One of the most vocal critics in this affair, Green politician Susanne Kahlefeld, sits on the curatorium of the Landeszentrale für politische Bildung Berlin – a state authority – while chairing BIWAK, an NGO funded by that same authority.
This arrangement is treated as normal; my CDU membership is treated as suspect.
No coherent principle has been articulated to distinguish the two.
The matter did not evolve into controversy organically – it was driven there. In outlets such as taz, Tagesspiegel, and Der Spiegel, allegations were presented as narrative fact long before any formal findings existed. Quotations were extracted without analytical context; procedural details that would have complicated the storyline were absent.
What emerged was a steady repetition of insinuation.
Repetition has a purpose. It transforms allegation into atmosphere.

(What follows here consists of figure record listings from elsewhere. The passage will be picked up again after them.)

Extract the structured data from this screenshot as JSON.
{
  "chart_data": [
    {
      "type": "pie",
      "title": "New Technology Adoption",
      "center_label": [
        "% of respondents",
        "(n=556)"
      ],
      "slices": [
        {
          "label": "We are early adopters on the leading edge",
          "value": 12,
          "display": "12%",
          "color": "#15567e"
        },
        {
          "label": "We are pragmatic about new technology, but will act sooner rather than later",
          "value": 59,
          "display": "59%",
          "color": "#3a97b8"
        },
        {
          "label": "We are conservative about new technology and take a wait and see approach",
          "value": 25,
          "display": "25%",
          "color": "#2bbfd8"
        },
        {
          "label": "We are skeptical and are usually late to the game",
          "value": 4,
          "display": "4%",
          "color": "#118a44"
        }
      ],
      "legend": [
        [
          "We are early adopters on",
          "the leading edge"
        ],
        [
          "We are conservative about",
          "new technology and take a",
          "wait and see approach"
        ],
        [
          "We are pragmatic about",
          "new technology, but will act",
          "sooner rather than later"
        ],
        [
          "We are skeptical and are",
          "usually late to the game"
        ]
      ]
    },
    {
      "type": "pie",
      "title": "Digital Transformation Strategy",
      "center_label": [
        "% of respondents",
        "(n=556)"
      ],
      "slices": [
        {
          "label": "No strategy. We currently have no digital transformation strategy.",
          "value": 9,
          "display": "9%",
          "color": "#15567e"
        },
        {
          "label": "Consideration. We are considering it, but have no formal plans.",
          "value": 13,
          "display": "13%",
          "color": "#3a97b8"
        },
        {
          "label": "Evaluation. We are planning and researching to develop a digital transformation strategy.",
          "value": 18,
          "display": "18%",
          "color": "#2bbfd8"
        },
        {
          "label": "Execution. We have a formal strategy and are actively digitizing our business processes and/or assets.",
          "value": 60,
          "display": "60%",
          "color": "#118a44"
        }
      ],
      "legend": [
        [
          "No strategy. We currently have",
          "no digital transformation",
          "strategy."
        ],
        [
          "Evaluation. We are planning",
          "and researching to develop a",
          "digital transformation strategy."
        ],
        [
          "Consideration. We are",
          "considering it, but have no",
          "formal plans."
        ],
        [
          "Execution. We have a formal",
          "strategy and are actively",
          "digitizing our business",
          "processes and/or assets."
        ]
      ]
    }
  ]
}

Projects centering Israeli victims, including the Nova exhibition, faced extraordinary interrogation. A fund established to support Israeli filmmakers and actors affected by the BDS movement was publicly described as a “letterbox company.” Media coverage shifted from procedure to personal discrediting – including the public discrediting of female Jewish staff members of our institute, two of whom themselves come from refugee backgrounds.
The asymmetry is revealing.
Criticism of Israel that minimizes antisemitic dimensions is framed as sophisticated discourse; structural analysis of contemporary antisemitism is framed as provocation.
The funding decisions were formal acts within the legal framework of the State of Berlin. Sen. Sarah Wedl-Wilson approved them – including the Nova exhibition – under her full political responsibility, despite internal disagreements reported in the German press. The controversy that followed speaks more to the political sensitivity of confronting contemporary antisemitism than to administrative irregularity.
The real question is not administrative compliance – it is who is permitted to redefine the boundaries of acceptable analysis.
ZERA was conceived as a structural experiment. For the first time in Germany, minorities from the Middle East – Jews from Muslim-majority countries, Iranian dissidents, Kurds, and Arab reformers – worked alongside cultural figures, human rights advocates, and serious academics – not symbolic participants but as equal architects.
We understood that antisemitism circulates through culture, activism, academia, and digital space simultaneously. Confronting it requires pattern recognition, not ritual remembrance.
This interdisciplinary constellation did not previously exist in this form in Germany. Novel structures tend to disturb established ones.
For many of us who grew up under Islamist regimes – Iranians, Jews from Muslim-majority countries, Kurds, and Arab reformers – the Western progressive treatment of Islamism as a misunderstood or emancipatory force is bewildering. We know what happens when such ideologies gain power. We have seen minorities erased, dissent criminalized, and women reduced to symbols of obedience. To watch these forces reframed in Europe as partners in liberation is not merely intellectually frustrating: It is existentially disorienting.
This shared experience – between Middle Eastern minorities and Israelis – is part of why ZERA was founded. It is not an abstract policy debate: It is lived history confronting Western naivety.
The writer is chair of the ZERA Institute in Berlin. An Iranian-born entrepreneur and cultural producer, she focuses on contemporary antisemitism and Islamist ideology in Europe.